Refer to Table 3 for the comparative results.

From Table 3, it is observed that most current emotion recognition methods were based on deep learning, and they introduced more networks or the attention mechanism to the CNN-RN model to enhance the efficacy of emotion recognition. However, these attempts did not yield satisfactory results. The attention-BLSTM-FCNs + DNN model was the least effective among the compared methods, achieving 60.10% UAR and 59.70% WAR, respectively. The ABLSTM-AFCN model performed relatively well with 67.00% UAR and 68.10% WAR, and the CNN-Skip-BiGRU model attained 70.31% UAR and 70.88% WAR, outperforming the other methods. This result indicated the reliability of the proposed method in English speech emotion identification, demonstrating its ability to distinguish between various emotions effectively.

Table 3 Comparisons with other methods

5 Conclusion

This study proposes a CNN-Skip-BiGRU model for identifying emotions in English speech, which incorporates various features as inputs. Experiments on the IEMOCAP dataset revealed that the fused feature offered an effective characterization of emotion information in diverse English languages, leading to improved emotion recognition performance. Compared to LSTM and similar models, the Skip-BiGRU structure effectively enhanced the model’s capability to distinguish between different emotions, outperforming other emotion recognition methods. These findings suggest that the designed CNN-Skip-BiGRU method holds promise for practical applications in real-world English speech emotion recognition.

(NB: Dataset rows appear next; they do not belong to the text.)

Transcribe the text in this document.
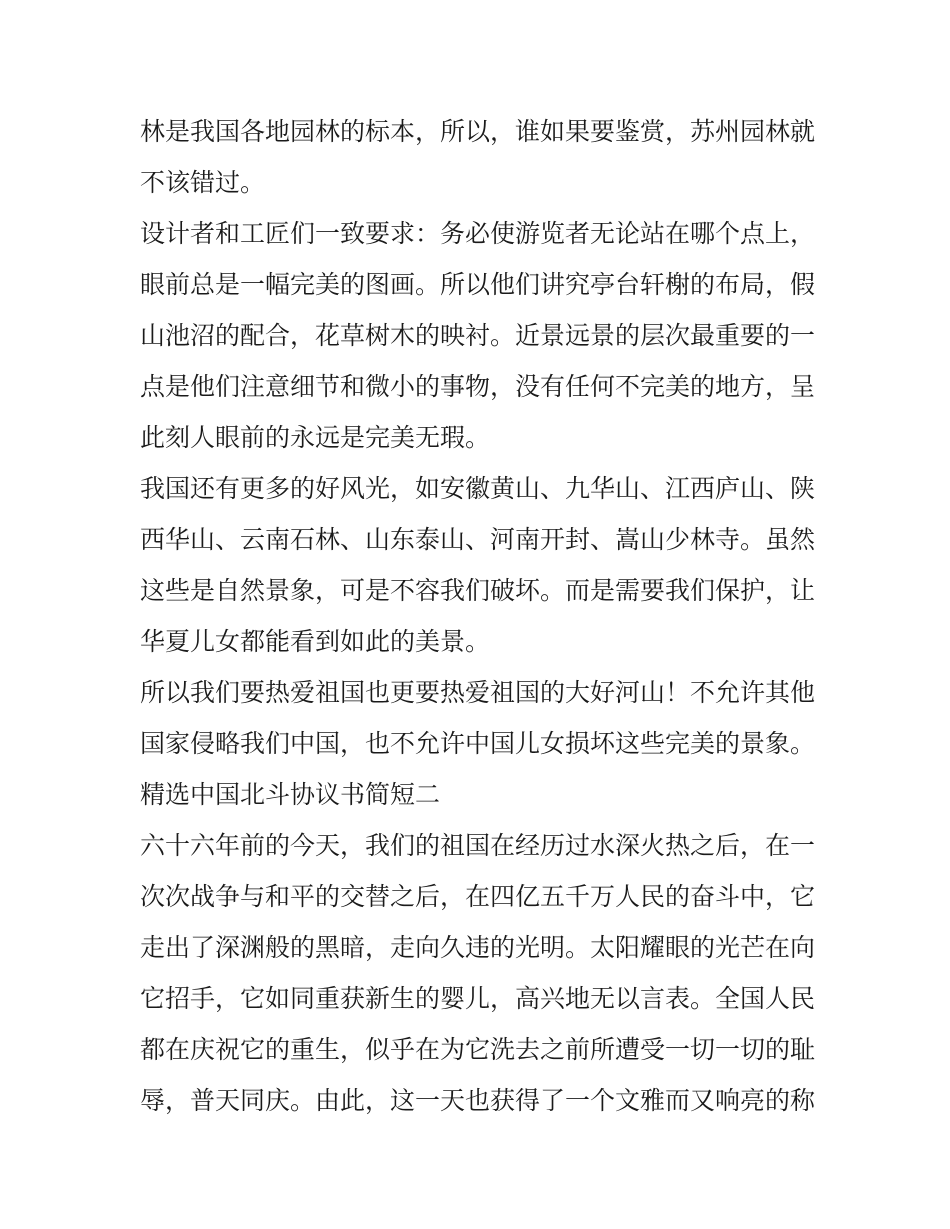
林是我国各地园林的标本，所以，谁如果要鉴赏，苏州园林就
不该错过。
设计者和工匠们一致要求：务必使游览者无论站在哪个点上，
眼前总是一幅完美的图画。所以他们讲究亭台轩榭的布局，假
山池沼的配合，花草树木的映衬。近景远景的层次最重要的一
点是他们注意细节和微小的事物，没有任何不完美的地方，呈
此刻人眼前的永远是完美无瑕。
我国还有更多的好风光，如安徽黄山、九华山、江西庐山、陕
西华山、云南石林、山东泰山、河南开封、嵩山少林寺。虽然
这些是自然景象，可是不容我们破坏。而是需要我们保护，让
华夏儿女都能看到如此的美景。
所以我们要热爱祖国也更要热爱祖国的大好河山！不允许其他
国家侵略我们中国，也不允许中国儿女损坏这些完美的景象。
精选中国北斗协议书简短二
六十六年前的今天，我们的祖国在经历过水深火热之后，在一
次次战争与和平的交替之后，在四亿五千万人民的奋斗中，它
走出了深渊般的黑暗，走向久违的光明。太阳耀眼的光芒在向
它招手，它如同重获新生的婴儿，高兴地无以言表。全国人民
都在庆祝它的重生，似乎在为它洗去之前所遭受一切一切的耻
辱，普天同庆。由此，这一天也获得了一个文雅而又响亮的称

However, this study also has some limitations. For instance, it only focuses on the recognition of four emotions in the IEMOCAP dataset and fails to further validate the practicality of the method on a wider range of languages and more diverse datasets. Therefore, future work should take into account the issue of dataset balance, verify the reliability of the proposed approach in recognizing a broader range of emotions, and conduct experiments on more extensive datasets.